Hussein al-Sheikh : Le pion d’Israël à Ramallah

Ancien colonel de la très brutale agence « sécuritaire » de l’AP, Hussein al-Sheikh est aujourd’hui largement perçu comme héritier apparent du régime en plein effritement de Mahmoud Abbas, aujourd’hui âgé de 89 ans.

 

Hussein al-Sheikh (à droite) sert la main à l'occupation israélienne.

 

Asa Winstanley, 7 mai 2025

 

Le mois dernier, l’Autorité palestinienne, autrement dit l’entité collaborationniste d’Israël en Cisjordanie, a désigné un vice-président pour la première fois.

Ancien colonel de la très brutale agence « sécuritaire » de l’AP, Hussein al-Sheikh est aujourd’hui largement perçu comme héritier apparent du régime en plein effritement de Mahmoud Abbas, aujourd’hui âgé de 89 ans.

Le statut d’élu d’Abbas en tant que président de l’AP a expiré il y a plus de 16 ans et, depuis lors, il a maintes fois annulé des élections – dont les sondages indiquent qu’il les perdrait au profit du Hamas.

Israël et ses appuis aux EU et en Europe ont longtemps craint que, sans successeur évident, le décès d’Abbas n’entraîne l’effondrement de l’AP.

Dans une conversation privée, en 2023, Benjamin Netanyahou avait dit explicitement :

« Nous avons besoin de l’Autorité palestinienne (…) Nous ne pouvons nous permettre qu’elle s’effondre. »

Le Premier ministre israélien expliquait que partout où l’AP opère avec succès dans une zone, elle y fait notre boulot pour nous ».

Dans une présentation surtout sympathique d’al-Sheikh dans Foreign Policy en 2023, l’engagement du nouveau « vice-président » à aider Israël à poursuivre son occupation de la terre palestinienne est on ne peut plus clair.

Faisant allusion à la capitale de fait de l’AP en Cisjordanie, un important espion israélien s’adressant à la publication américaine avait défini explicitement le rôle d’al-Sheikh :

« Il est notre homme à Ramallah. »

L’agent des renseignements resté anonyme a pris sa retraite mais il est toujours actif en tant que réserviste.

Abbas a longtemps été un collaborateur ouvert de la collaboration avec l’occupation israélienne. Il a un jour décrit de manière notoire la « coopération sécuritaire » des forces armées de l’AP avec les troupes d’occupation israéliennes comme un principe « sacré ».

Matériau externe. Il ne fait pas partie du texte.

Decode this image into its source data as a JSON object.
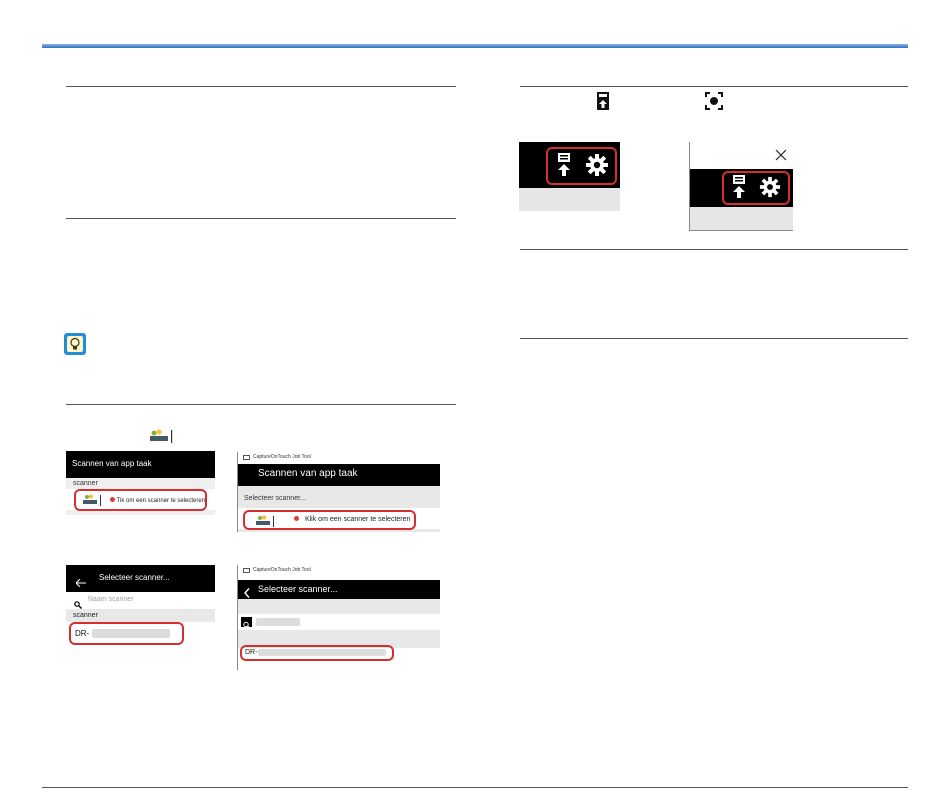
{
  "ss_android_task": {
    "header": "Scannen van app taak",
    "section": "scanner",
    "tap_label": "Tik om een scanner te selecteren"
  },
  "ss_win_task": {
    "app_title": "CaptureOnTouch Job Tool",
    "header": "Scannen van app taak",
    "section": "Selecteer scanner...",
    "click_label": "Klik om een scanner te selecteren"
  },
  "ss_android_select": {
    "header": "Selecteer scanner...",
    "search_placeholder": "Naam scanner",
    "section": "scanner",
    "item": "DR-"
  },
  "ss_win_select": {
    "app_title": "CaptureOnTouch Job Tool",
    "header": "Selecteer scanner...",
    "item": "DR-"
  },
  "colors": {
    "highlight": "#d32f2f",
    "accent_bar": "#2f6fc4"
  }
}
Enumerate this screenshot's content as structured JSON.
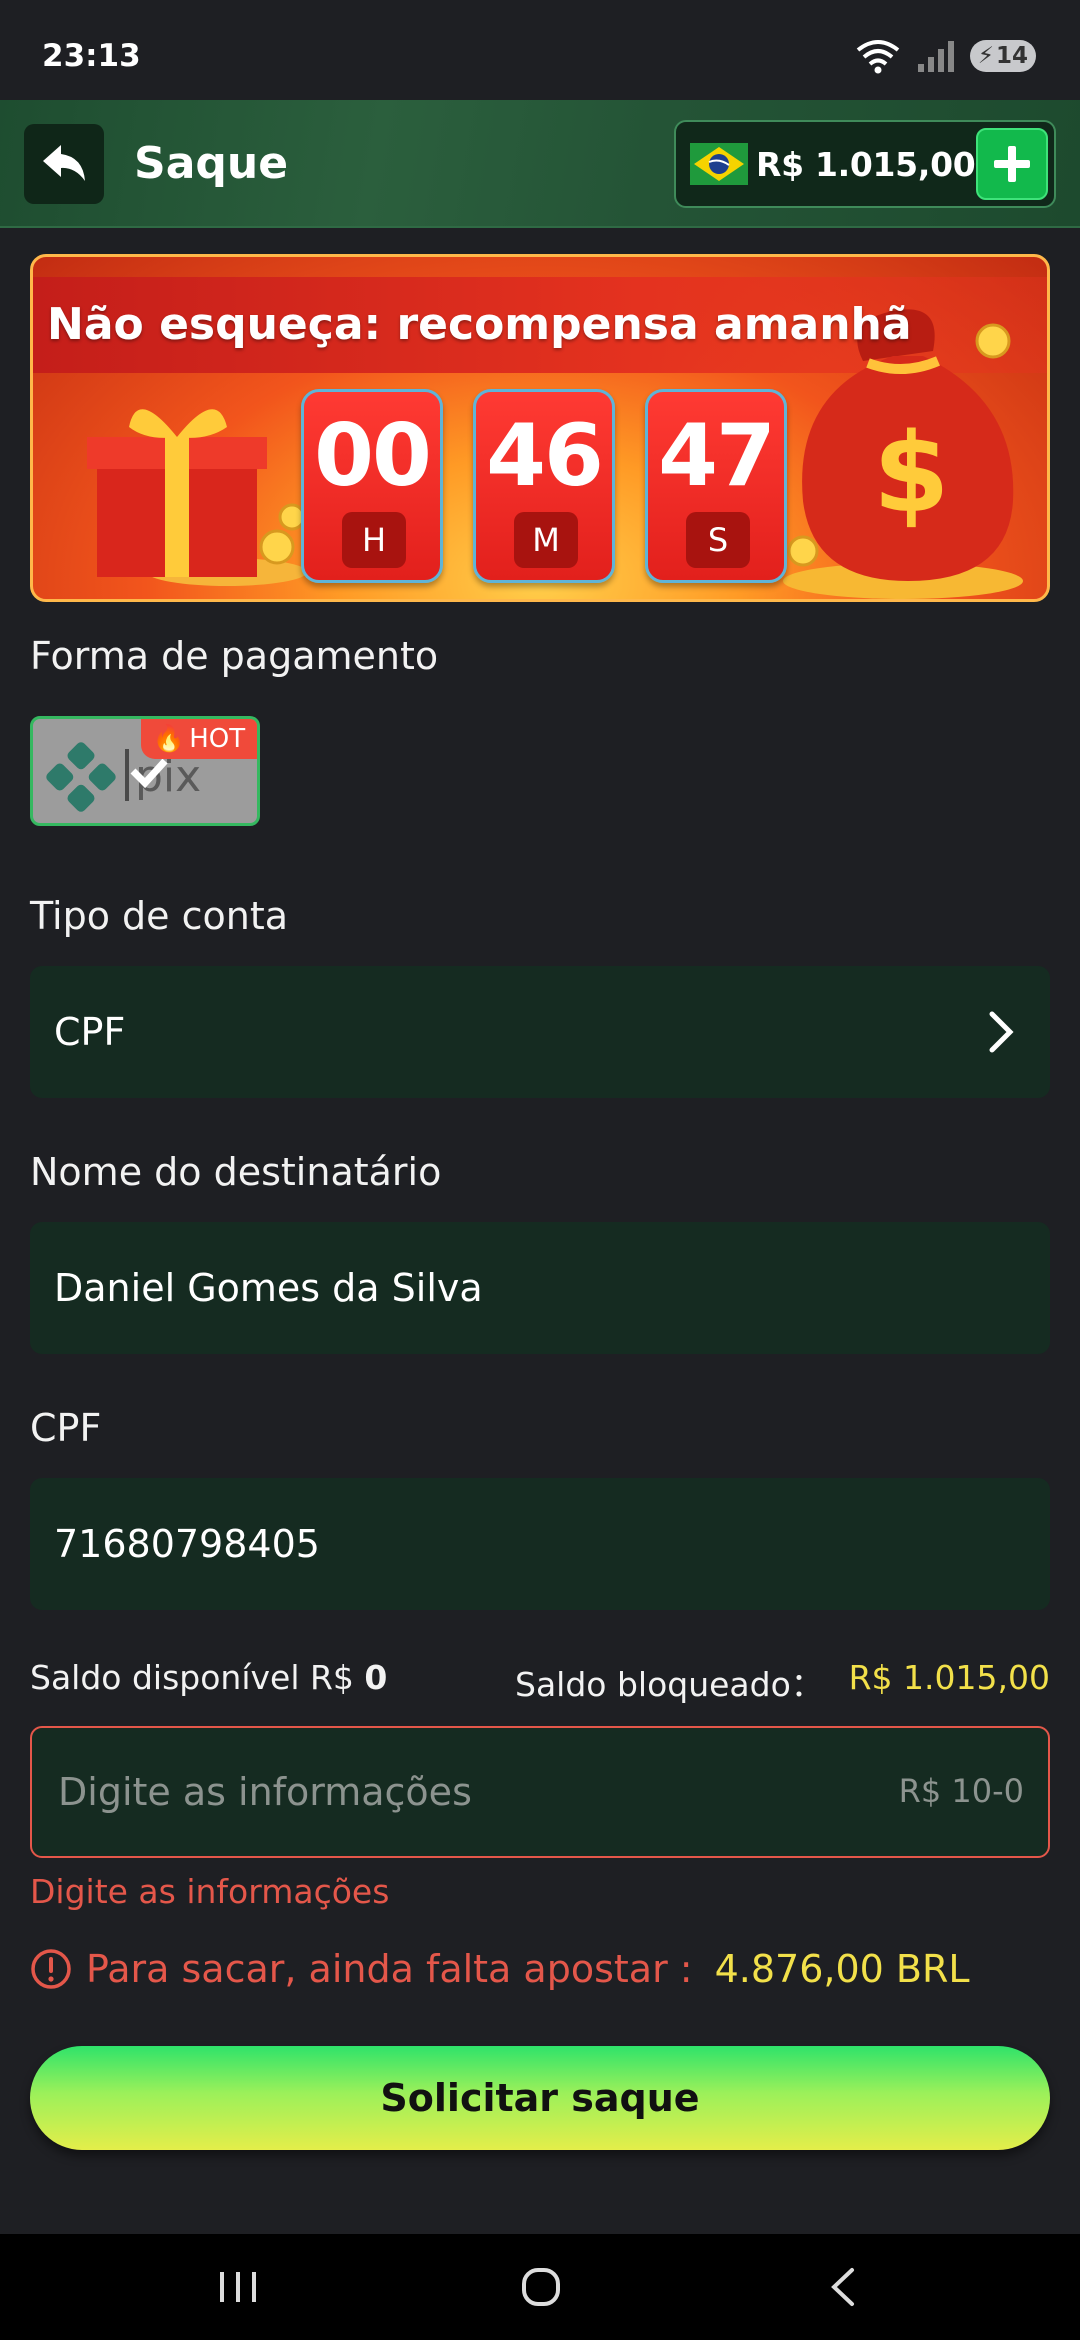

Cela fait longtemps que les planificateurs américains voient en al-Sheikh leur successeur préféré à Abbas. Ou, comme l’a dit expliqué récemment le journal libanais de gauche, Al-Akhbar :

« La montée d’al-Sheikh n’est pas qu’un remaniement de postes, mais une démarche calculée par certaines forces arabes et occidentales extérieures afin de concevoir un processus de succession taillé à l’aune de leurs intérêts. »

La présentation de Foreign Policy n’était qu’une pièce montée visant apparemment à booster l’image d’al-Sheikh aux yeux des lecteurs de la publication – surtout des planificateurs impérialistes et leurs larbins. Elle contient également des détails de son histoire et de son caractère.

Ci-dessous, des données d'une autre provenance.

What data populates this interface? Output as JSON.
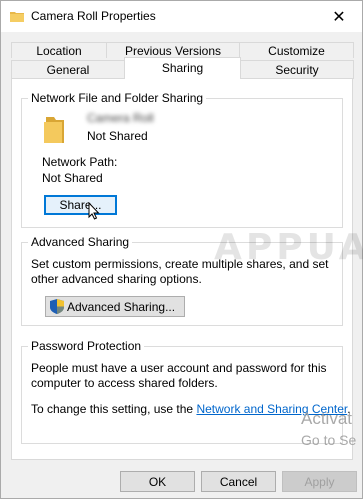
{
  "window": {
    "title": "Camera Roll Properties",
    "close_glyph": "✕"
  },
  "tabs_row1": [
    {
      "label": "Location"
    },
    {
      "label": "Previous Versions"
    },
    {
      "label": "Customize"
    }
  ],
  "tabs_row2": [
    {
      "label": "General"
    },
    {
      "label": "Sharing",
      "active": true
    },
    {
      "label": "Security"
    }
  ],
  "network_sharing": {
    "legend": "Network File and Folder Sharing",
    "folder_name": "Camera Roll",
    "status": "Not Shared",
    "path_label": "Network Path:",
    "path_value": "Not Shared",
    "share_button": "Share..."
  },
  "advanced_sharing": {
    "legend": "Advanced Sharing",
    "description": "Set custom permissions, create multiple shares, and set other advanced sharing options.",
    "button": "Advanced Sharing..."
  },
  "password_protection": {
    "legend": "Password Protection",
    "description": "People must have a user account and password for this computer to access shared folders.",
    "change_text": "To change this setting, use the ",
    "link": "Network and Sharing Center",
    "link_suffix": "."
  },
  "footer": {
    "ok": "OK",
    "cancel": "Cancel",
    "apply": "Apply"
  },
  "overlay": {
    "watermark": "APPUALS",
    "activate_line1": "Activat",
    "activate_line2": "Go to Se"
  },
  "colors": {
    "accent": "#0078d7",
    "link": "#0066cc",
    "folder": "#e8b84a"
  },
  "icons": [
    "folder-icon",
    "shield-icon",
    "cursor-icon",
    "close-icon"
  ]
}
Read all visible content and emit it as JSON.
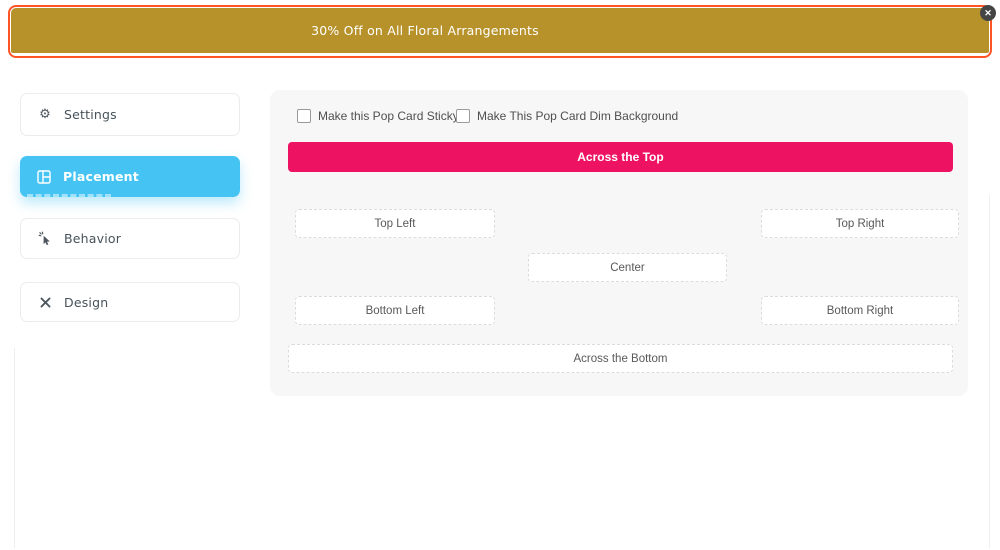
{
  "colors": {
    "banner-bg": "#b7922b",
    "selection-border": "#ff5526",
    "active-tab": "#45c4f3",
    "selected-pos": "#ed1362",
    "panel-bg": "#f7f7f8"
  },
  "banner": {
    "text": "30% Off on All Floral Arrangements",
    "close_label": "✕"
  },
  "sidebar": {
    "items": [
      {
        "label": "Settings",
        "icon": "gear-icon",
        "glyph": "⚙",
        "active": false
      },
      {
        "label": "Placement",
        "icon": "layout-grid-icon",
        "active": true
      },
      {
        "label": "Behavior",
        "icon": "cursor-click-icon",
        "active": false
      },
      {
        "label": "Design",
        "icon": "design-tools-icon",
        "active": false
      }
    ]
  },
  "panel": {
    "checkboxes": [
      {
        "label": "Make this Pop Card Sticky",
        "checked": false
      },
      {
        "label": "Make This Pop Card Dim Background",
        "checked": false
      }
    ],
    "positions": {
      "across_top": "Across the Top",
      "top_left": "Top Left",
      "top_right": "Top Right",
      "center": "Center",
      "bottom_left": "Bottom Left",
      "bottom_right": "Bottom Right",
      "across_bottom": "Across the Bottom"
    },
    "selected": "across_top"
  }
}
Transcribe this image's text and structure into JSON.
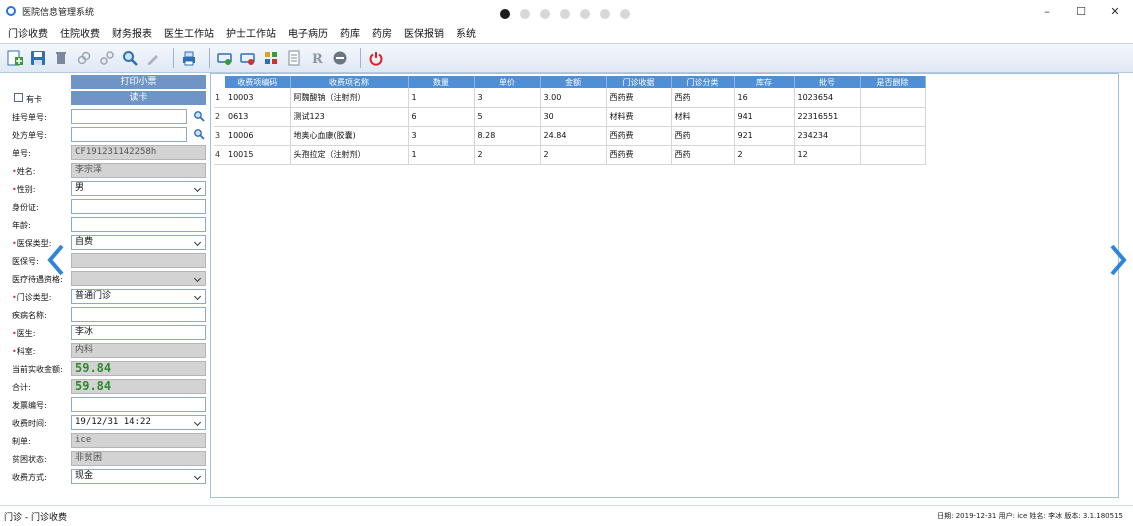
{
  "window": {
    "title": "医院信息管理系统",
    "controls": {
      "minimize": "–",
      "maximize": "☐",
      "close": "✕"
    }
  },
  "menu": [
    "门诊收费",
    "住院收费",
    "财务报表",
    "医生工作站",
    "护士工作站",
    "电子病历",
    "药库",
    "药房",
    "医保报销",
    "系统"
  ],
  "toolbar": {
    "icons": [
      "add-icon",
      "save-icon",
      "delete-icon",
      "link-icon",
      "unlink-icon",
      "search-icon",
      "edit-icon",
      "print-icon",
      "card-in-icon",
      "card-out-icon",
      "grid-icon",
      "document-icon",
      "prescription-icon",
      "stop-icon",
      "power-icon"
    ]
  },
  "left_panel": {
    "print_receipt": "打印小票",
    "has_card": "有卡",
    "read_card": "读卡",
    "fields": {
      "register_no": {
        "label": "挂号单号:",
        "value": ""
      },
      "prescription_no": {
        "label": "处方单号:",
        "value": ""
      },
      "bill_no": {
        "label": "单号:",
        "value": "CF191231142258h"
      },
      "name": {
        "label": "姓名:",
        "value": "李宗泽"
      },
      "gender": {
        "label": "性别:",
        "value": "男"
      },
      "id_card": {
        "label": "身份证:",
        "value": ""
      },
      "age": {
        "label": "年龄:",
        "value": ""
      },
      "insurance_type": {
        "label": "医保类型:",
        "value": "自费"
      },
      "insurance_no": {
        "label": "医保号:",
        "value": ""
      },
      "special_treatment": {
        "label": "医疗待遇资格:",
        "value": ""
      },
      "clinic_type": {
        "label": "门诊类型:",
        "value": "普通门诊"
      },
      "disease_name": {
        "label": "疾病名称:",
        "value": ""
      },
      "doctor": {
        "label": "医生:",
        "value": "李冰"
      },
      "department": {
        "label": "科室:",
        "value": "内科"
      },
      "current_paid": {
        "label": "当前实收金额:",
        "value": "59.84"
      },
      "total": {
        "label": "合计:",
        "value": "59.84"
      },
      "invoice_no": {
        "label": "发票编号:",
        "value": ""
      },
      "charge_time": {
        "label": "收费时间:",
        "value": "19/12/31 14:22"
      },
      "operator": {
        "label": "制单:",
        "value": "ice"
      },
      "poverty_status": {
        "label": "贫困状态:",
        "value": "非贫困"
      },
      "payment_method": {
        "label": "收费方式:",
        "value": "现金"
      }
    }
  },
  "grid": {
    "columns": [
      "收费项编码",
      "收费项名称",
      "数量",
      "单价",
      "金额",
      "门诊收据",
      "门诊分类",
      "库存",
      "批号",
      "是否删除"
    ],
    "rows": [
      [
        "1",
        "10003",
        "阿魏酸钠（注射剂）",
        "1",
        "3",
        "3.00",
        "西药费",
        "西药",
        "16",
        "1023654",
        ""
      ],
      [
        "2",
        "0613",
        "测试123",
        "6",
        "5",
        "30",
        "材料费",
        "材料",
        "941",
        "22316551",
        ""
      ],
      [
        "3",
        "10006",
        "地奥心血康(胶囊)",
        "3",
        "8.28",
        "24.84",
        "西药费",
        "西药",
        "921",
        "234234",
        ""
      ],
      [
        "4",
        "10015",
        "头孢拉定（注射剂）",
        "1",
        "2",
        "2",
        "西药费",
        "西药",
        "2",
        "12",
        ""
      ]
    ]
  },
  "statusbar": {
    "module": "门诊 - 门诊收费",
    "info": "日期: 2019-12-31   用户: ice  姓名: 李冰   版本: 3.1.180515"
  },
  "pager": {
    "count": 7,
    "active": 0
  },
  "colors": {
    "accent": "#4f8fd6",
    "money": "#2d8a2d",
    "required": "#d23030"
  }
}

Avant sa désignation en tant que « vice-président » non élu, al-Sheikh était déjà le « principal intermédiaire de l’AP avec Israël en Cisjordanie occupée », expliquait la publication.

« Il parle couramment l’hébreu, porte des costumes savamment taillés et prône ardemment la coopération, et non l’affrontement avec Israël »,

s’extasiait Foreign Policy.

« L’officiel sportif et globe-trotter à la Rolex travaille désormais en coulisse pour empêcher l’effondrement de l’AP. »

 

La bourgeoisie compradore

L’article débutait par une description de la façon dont, en février 2022, al-Sheikh

« était entré dans une salle de conférence fortifiée de l’imposant siège du ministère israélien de la Défense à Tel-Aviv ».

Il expliquait comment

« peu de Palestiniens entrent dans le saint des saints de l’armée israélienne mais, comme le rappelait al-Sheikh, il y a été accueilli par les hauts gradés de l’armée et par la direction de l’appareil secret du renseignement qu’est le Shin Bet ».

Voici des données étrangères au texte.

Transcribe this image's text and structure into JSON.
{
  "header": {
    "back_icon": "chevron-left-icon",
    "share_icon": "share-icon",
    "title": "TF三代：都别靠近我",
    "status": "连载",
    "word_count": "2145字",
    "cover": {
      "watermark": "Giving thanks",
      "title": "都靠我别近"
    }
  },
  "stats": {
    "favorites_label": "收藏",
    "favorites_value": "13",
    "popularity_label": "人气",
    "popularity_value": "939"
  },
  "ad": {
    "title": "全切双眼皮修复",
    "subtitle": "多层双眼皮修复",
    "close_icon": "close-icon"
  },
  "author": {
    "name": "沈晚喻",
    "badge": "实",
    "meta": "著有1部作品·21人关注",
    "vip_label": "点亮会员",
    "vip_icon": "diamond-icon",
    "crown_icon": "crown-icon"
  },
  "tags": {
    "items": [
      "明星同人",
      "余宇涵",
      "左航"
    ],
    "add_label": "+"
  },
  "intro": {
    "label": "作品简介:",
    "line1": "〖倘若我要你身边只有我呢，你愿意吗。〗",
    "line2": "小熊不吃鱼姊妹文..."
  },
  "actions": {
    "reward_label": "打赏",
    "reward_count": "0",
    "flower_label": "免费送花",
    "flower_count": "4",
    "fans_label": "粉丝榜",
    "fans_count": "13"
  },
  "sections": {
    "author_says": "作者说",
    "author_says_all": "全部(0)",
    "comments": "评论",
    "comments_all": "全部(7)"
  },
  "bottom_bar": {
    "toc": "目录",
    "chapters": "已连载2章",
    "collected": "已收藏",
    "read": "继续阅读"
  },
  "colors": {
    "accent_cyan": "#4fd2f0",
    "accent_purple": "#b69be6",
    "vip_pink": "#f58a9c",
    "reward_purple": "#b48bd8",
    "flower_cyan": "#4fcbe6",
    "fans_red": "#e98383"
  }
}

Les journalistes de Foreign Policy admettent que la plupart des Palestiniens de Cisjordanie considèrent que l’Autorité palestinienne n’existe que « pour faire le sale boulot de l’occupation israélienne » et que, « pour beaucoup, al-Sheikh est précisément l’homme qui fait ce sale boulot ».

L’article poursuit :

« Il est le visage de l’élite de l’AP, qui fait l’expérience de ce qu’un ancien responsable officiel palestinien avait appelé une ‘occupation de VIP’. Les hauts responsables palestiniens sont autorisés à franchir les barrages routiers israéliens et ils engrangent de gros salaires. »

Faisant allusion au monarque brutal qui avait dirigé l’Iran jusqu’à la révolution islamique de 1979, un haut fonctionnaire travaillant pour l’administration du président américain Joe Biden avait admis devant les journalistes de Foreign Policy

« qu’al-Sheikh est à peu près aussi populaire aux yeux du peuple palestinien que ne l’était le shah ».

Al-Sheikh est un véritable représentant de la classe compradore palestinienne – cette riche minorité d’hommes d’affaires palestiniens qui tirent profit des liens économiques étroits avec Israël et de son occupation de la Cisjordanie, au détriment de tous les autres.

 

La corruption

Sa famille étendue, les Tarifi, expliquait Foreign Policy,

« avait un passé de liens étroits avec les Israéliens. Un de ses proches, Jamil, un homme d’affaires prospère et propriétaire de carrières, avait profité de ses relations avec des responsables israéliens pour obtenir des permis et privilèges pour des Palestiniens qu’il connaissait ».

Les journalistes expliquaient :

« En un sens, al-Sheikh a hérité l’entreprise familiale : assurer la liaison entre les autorités [d’occupation] israéliennes et les Palestiniens. »

L’article explique également comment al-Sheikh se sert de ces liens au profit de son propre enrichissement personnel, dans un système de corruption bien établi, qui semble encouragé activement par les Israéliens. Dans un sondage de 2022,

« près d’un quart des Palestiniens admettaient avoir payé un pot-de-vin ou proposé un cadeau, ou reconnaissaient qu’un de leurs proches l’avait fait, en échange de l’obtention de l’un ou l’autre service public ».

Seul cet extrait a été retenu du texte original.